Scottish Clans, Clubs & Societies
Ancient, enigmatic, colorful, complex: all of these words describe the clans of Scotland, which are part of the country's compelling historical journey. The clans of Scotland are a unique element of Scottish history that set the country apart from surrounding territories, like England and Ireland. The tribal nature of clans in Scotland separated the country from its neighbors and is part of the reason why Scottish immigrants to Oklahoma related so easily and quickly began intermarrying with local Native American women. Historically, a clan was made up of everyone who lived on a chief's territory, or on the territory of those who owed allegiance to the said chief. Over time, with the constant changes of "clan boundaries", migration or regime changes, clans would be made up of large numbers of members who were unrelated and who bore different surnames. Often, those living on a chief's lands would, over time, adopt the clan surname. A chief could add to his clan by adopting other families, and also had the legal right to outlaw anyone from his clan, including members of his own family. Today, anyone who has the chief's surname is automatically considered to be a member of the chief's clan.

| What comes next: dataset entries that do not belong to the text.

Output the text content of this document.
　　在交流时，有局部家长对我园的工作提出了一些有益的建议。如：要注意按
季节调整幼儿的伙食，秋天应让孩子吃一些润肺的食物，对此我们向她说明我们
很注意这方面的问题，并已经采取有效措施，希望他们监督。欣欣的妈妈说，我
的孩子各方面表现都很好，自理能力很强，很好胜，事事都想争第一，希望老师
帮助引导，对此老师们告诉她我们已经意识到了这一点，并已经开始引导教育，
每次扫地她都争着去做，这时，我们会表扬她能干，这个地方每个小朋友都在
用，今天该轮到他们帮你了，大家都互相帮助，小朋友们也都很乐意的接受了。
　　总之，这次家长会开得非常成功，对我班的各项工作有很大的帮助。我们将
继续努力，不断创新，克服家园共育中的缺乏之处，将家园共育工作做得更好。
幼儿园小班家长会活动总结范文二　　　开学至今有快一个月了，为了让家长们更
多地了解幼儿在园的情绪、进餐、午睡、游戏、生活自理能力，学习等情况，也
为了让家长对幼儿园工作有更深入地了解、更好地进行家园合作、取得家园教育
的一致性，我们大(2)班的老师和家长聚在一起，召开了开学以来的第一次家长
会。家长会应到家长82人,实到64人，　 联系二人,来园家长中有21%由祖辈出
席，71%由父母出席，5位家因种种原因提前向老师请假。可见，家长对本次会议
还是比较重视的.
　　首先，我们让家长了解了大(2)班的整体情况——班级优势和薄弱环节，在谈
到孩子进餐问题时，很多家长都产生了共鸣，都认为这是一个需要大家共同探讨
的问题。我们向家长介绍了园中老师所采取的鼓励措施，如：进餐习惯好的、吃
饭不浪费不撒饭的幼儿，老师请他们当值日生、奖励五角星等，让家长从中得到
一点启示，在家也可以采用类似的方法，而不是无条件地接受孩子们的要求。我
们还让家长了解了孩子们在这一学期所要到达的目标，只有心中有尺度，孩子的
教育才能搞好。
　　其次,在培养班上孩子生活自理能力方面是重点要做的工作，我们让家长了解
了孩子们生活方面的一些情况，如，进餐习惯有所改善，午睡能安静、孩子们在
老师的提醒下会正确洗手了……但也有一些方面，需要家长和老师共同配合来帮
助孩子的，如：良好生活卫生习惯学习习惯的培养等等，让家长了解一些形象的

Also, anyone who offers allegiance to a chief becomes a member of the chief's clan, unless the chief decides not to accept that person's allegiance. That means that you don’t have to be Scottish or have Scottish heritage to be part of a Scottish clan - you simply have to declare allegiance to a clan that you identify with.
When you attend SCOTFEST, you’ll no doubt notice the dozens of tents belonging to Scottish heritage groups that explore the lineage of a specific clan. Each clan typically has a group of surnames that are historically associated with the clan, as well as their own unique tartan. If you have Scottish heritage and are looking to find your ancestral clan’s tartan, there’s a great chance you’ll find it at SCOTFEST! Tartans were historically created by the clan chief, but the practice actually didn’t become popular until the late 18th century, near the end of the clan era. Clans first emerged around 1100 AD and were originally formed from the descendants of kings. These early clans were a survival tool for the Scottish people at the time, who endured constant battles for land and resources, invasions from the Norse and English, and wars between clans. Scotland’s clan system deteriorated after the Battle of Culloden in 1746, when King George of England ordered his troops to slaughter all supporters of the rebellion, including many Highland clans. Few countries in the world can boast a life span as rich or diverse as Scotland. The true story of the people, the battles, the nobility and its Kings and Queens, is more thrilling than any novel, and has more love stories than all the Hollywood movies. Scotland’s clans provide Scots everywhere with a point of reference for their identity, history and culture.